Omerta brisée, carrière tronquée
La norme était à la défonce, entre directeurs sportifs issus de cette culture, journalistes complaisants, organisateurs et sponsors volontairement aveugles et forcément coureurs embringués dans cet engrenage qui avait au-delà de la course, avec une véritable appétence pour la défonce en soirée. Des habitudes de toximanes, avec un sens de l'intégrité à géométrie variable. : "la culpabilité existe.

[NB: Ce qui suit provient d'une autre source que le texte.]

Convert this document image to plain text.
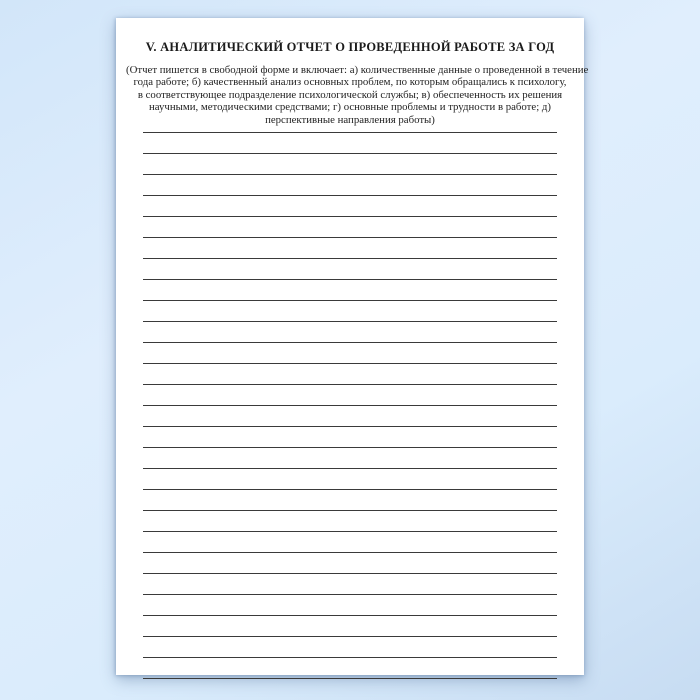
V. АНАЛИТИЧЕСКИЙ ОТЧЕТ О ПРОВЕДЕННОЙ РАБОТЕ ЗА ГОД
(Отчет пишется в свободной форме и включает: а) количественные данные о проведенной в течение
года работе; б) качественный анализ основных проблем, по которым обращались к психологу,
в соответствующее подразделение психологической службы; в) обеспеченность их решения
научными, методическими средствами; г) основные проблемы и трудности в работе; д)
перспективные направления работы)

On a beau se cacher, on est rattrapé par le poids de la tricherie à chaque fois qu'on se pique, seul, chez soi, sur son canapé. Ce n'est pas vraiment la tricherie envers les autres qui nous tracasse car, à mes débuts, cela faisait partie du métier et tout le monde le faisait. Non c'est plutôt la tricherie envers soi-même".

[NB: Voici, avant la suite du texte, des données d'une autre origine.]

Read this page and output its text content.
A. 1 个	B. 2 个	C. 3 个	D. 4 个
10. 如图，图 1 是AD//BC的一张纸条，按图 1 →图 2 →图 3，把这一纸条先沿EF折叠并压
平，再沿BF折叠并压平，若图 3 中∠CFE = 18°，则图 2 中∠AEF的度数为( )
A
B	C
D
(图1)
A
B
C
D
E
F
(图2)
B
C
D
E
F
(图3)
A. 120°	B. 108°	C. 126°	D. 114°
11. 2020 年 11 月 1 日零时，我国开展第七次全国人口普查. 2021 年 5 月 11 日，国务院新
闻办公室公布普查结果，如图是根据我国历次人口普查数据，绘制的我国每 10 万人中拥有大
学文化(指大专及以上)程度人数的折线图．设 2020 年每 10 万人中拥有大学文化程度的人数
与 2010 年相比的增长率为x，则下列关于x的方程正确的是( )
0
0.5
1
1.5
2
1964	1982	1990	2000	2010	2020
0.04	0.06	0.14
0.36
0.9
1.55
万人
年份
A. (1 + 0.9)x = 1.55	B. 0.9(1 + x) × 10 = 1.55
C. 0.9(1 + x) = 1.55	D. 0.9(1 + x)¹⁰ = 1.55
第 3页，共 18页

Son analyse se complète avec une constatation lucide et finalement terrible pour un sportif de haut niveau : "quelle punition pourrait être plus importante que la certitude que je ne saurai jamais ce que je valais vraiment ? Pendant toute ma carrière, j'ai cru que le bonheur sportif passait par la victoire, la gloire et l'argent... Je me suis dopé pour exister, pour toucher des salaires de plus en plus élevés mais j'ai beaucoup perdu. Maintenant, je réalise que je ne sais pas quel sportif j'étais vraiment. Le dopage est un mensonge permanent. Pendant dix ans, en cédant à cette tentation, j'ai fui un des buts essentiels de la vie : se connaître. Et c'est sûrement cela le plus grave".
Après trois semaines de coma consécutif à un malaise cardiaque, la Gomme met les bouts alors qu'il devait être auditionné au Sénat, en compagnie de Didier Deschamps. La Ministre des Sports, de la Jeunesse, de l’Education populaire et de la Vie associative de l'époque, Valérie Fourneyron, a salué "un homme qui a rompu l'omerta sur les questions de dopage dans le cyclisme". Si le folklore semble avoir bien disparu, les méthodes ont-elles suivi le même chemin ou seulement évolué ? Quoi qu'il en soit, évoquer le destin tragique de Philippe Gaumont constitue une bonne piqûre de rappel.